Emotional intimacy is delicate. It is not easy to bring into existence and it is very easily destroyed.
Sharing of oneself requires trust, honesty, and openess; all traits that do not come easy to many human beings. This intimate sharing often requires much time as we slowly develop a trust that allows us to open our hearts. It also requires the receiver of the sharing to develop acceptance that allows another to trust us.
True intimacy does not come easily for most of us and many never discover what it means to be truly intimate. Having a deep emotional connection means we disclose the deepest parts of ourselves, often those very parts of us we wish were not there.
While intimacy may take years to create, it can be destroyed in a moment, and often is.
What destoys intimacy? Harsh judgments, non-acceptance, criticism, anger, shaming, and condemning behavior.
If one partner, even in a moment of frustration and anger resorts to cruel comments or rude judgments, years of intimacy can be destroyed in seconds.

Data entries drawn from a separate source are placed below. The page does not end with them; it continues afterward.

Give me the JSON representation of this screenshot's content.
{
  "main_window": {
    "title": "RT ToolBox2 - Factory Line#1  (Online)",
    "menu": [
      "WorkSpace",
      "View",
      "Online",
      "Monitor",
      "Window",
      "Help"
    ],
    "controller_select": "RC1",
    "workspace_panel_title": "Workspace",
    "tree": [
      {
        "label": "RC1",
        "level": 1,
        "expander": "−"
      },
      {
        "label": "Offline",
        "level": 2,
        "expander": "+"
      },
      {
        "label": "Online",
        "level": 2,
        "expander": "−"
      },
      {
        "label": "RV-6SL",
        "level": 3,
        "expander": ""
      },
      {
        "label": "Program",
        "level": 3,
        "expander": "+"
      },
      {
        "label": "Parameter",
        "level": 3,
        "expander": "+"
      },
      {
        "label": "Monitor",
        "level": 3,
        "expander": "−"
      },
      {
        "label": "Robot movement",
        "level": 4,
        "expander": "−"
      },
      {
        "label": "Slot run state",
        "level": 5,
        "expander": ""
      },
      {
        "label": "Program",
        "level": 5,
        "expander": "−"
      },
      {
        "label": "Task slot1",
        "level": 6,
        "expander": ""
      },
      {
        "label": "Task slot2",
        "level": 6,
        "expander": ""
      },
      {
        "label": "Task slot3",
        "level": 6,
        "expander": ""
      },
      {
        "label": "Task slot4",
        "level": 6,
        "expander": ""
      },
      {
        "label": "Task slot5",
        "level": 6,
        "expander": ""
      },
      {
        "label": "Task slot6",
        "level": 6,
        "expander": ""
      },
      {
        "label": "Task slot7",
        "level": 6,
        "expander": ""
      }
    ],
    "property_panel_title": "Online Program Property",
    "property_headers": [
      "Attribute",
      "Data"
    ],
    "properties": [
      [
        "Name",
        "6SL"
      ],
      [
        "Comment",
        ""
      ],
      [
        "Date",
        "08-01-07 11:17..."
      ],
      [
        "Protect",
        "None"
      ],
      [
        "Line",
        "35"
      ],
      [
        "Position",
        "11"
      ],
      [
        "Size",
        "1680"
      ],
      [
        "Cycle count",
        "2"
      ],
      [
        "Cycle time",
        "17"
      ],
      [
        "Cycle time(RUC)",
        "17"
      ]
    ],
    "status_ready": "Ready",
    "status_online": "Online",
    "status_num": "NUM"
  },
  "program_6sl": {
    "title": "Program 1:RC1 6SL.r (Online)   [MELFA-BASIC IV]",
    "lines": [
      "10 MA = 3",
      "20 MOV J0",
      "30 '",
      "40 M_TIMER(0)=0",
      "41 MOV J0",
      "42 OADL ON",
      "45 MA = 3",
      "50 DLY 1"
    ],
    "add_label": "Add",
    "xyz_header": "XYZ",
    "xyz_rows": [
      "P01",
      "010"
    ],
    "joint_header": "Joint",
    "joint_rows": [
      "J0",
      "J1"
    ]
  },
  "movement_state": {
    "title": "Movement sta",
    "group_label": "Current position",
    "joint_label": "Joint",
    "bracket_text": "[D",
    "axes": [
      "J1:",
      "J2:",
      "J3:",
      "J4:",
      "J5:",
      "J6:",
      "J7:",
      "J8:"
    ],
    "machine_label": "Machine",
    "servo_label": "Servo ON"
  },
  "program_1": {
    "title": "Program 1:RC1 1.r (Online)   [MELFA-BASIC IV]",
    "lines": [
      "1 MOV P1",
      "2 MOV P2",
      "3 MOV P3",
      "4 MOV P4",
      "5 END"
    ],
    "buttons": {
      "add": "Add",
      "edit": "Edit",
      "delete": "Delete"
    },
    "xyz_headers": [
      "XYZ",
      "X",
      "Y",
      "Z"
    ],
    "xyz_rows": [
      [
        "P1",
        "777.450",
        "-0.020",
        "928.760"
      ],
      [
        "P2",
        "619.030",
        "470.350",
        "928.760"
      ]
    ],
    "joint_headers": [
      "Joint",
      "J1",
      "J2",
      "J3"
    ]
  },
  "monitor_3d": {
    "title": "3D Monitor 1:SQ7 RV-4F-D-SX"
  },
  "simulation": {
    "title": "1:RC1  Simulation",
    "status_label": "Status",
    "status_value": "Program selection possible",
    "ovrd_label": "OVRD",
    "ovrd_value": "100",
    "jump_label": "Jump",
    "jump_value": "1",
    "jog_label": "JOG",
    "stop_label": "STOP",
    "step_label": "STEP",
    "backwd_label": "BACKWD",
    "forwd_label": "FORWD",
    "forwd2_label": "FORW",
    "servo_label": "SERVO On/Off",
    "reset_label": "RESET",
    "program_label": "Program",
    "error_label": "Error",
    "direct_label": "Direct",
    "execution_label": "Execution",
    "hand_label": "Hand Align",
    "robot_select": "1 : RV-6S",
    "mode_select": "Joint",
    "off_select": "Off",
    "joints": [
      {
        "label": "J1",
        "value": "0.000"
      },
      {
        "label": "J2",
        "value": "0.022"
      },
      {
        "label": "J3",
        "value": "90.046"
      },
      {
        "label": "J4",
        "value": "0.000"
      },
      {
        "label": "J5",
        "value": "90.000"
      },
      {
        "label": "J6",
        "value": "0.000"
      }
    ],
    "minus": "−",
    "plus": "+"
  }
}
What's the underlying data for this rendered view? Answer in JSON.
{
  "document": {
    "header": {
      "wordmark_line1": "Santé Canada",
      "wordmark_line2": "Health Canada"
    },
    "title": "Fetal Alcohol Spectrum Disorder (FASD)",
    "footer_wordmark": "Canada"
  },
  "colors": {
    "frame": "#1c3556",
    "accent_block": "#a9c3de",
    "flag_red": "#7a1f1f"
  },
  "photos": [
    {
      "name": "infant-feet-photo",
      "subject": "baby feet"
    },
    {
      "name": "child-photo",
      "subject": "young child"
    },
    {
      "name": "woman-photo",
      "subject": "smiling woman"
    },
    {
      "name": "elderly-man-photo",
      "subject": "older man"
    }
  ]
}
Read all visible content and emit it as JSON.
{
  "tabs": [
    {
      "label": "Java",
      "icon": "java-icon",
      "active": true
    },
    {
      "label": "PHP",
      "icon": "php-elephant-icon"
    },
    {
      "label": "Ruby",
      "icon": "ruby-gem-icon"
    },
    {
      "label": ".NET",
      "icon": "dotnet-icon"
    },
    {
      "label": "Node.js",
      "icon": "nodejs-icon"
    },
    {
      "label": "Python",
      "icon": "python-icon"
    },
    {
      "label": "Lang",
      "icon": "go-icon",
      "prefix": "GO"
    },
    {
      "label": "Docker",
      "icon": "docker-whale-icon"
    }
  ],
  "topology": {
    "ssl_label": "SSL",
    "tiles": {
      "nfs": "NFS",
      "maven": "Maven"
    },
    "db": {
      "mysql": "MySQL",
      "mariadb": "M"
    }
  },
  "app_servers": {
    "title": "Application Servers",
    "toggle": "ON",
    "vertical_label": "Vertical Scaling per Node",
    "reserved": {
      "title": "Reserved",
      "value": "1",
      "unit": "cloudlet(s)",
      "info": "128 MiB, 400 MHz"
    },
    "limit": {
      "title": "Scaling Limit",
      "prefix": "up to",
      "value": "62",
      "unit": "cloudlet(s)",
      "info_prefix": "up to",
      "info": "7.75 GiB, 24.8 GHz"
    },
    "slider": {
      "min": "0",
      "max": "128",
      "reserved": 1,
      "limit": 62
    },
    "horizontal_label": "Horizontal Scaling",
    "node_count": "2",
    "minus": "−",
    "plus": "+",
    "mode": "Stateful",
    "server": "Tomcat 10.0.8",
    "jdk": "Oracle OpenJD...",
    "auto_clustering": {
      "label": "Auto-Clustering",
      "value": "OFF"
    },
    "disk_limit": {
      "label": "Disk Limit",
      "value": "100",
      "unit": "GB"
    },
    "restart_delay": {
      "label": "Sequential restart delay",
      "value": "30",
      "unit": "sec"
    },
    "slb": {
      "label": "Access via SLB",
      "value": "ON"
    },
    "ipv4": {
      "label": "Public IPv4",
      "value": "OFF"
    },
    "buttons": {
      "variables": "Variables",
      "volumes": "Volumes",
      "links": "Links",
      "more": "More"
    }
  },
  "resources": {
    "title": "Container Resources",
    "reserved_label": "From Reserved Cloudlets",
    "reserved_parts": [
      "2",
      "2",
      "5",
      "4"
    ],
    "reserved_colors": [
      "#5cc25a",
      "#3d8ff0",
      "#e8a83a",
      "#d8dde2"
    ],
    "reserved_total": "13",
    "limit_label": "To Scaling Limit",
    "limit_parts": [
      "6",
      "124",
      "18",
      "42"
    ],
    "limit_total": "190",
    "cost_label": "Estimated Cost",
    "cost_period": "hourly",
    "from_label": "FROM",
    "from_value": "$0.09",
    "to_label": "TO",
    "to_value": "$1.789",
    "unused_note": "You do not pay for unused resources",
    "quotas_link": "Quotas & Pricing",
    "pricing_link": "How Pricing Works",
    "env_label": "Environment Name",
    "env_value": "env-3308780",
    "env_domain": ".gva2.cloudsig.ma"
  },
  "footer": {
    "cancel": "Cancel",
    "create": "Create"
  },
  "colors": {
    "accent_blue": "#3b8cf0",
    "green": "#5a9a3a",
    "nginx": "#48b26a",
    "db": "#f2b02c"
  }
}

If you are truly invested in a relationship and want to increase and protect the emotional bond, notice your ability to accept your partner. Even when angry or unhappy, if your relationship is important, do not allow yourself to explode into criticism and condemnation. Take a breath, hold your tongue, allow yourself to discuss issues with a clear mind and open heart.







1 comments:
I couldn't agree more. Since my husband and I have gotten married 3 mos. ago, all we do is fight. As a result, I no longer want him to touch me intimately or have sex with him. There is no passion and only anger toward him. I wish we could get along and move on, but we keep having setbacks.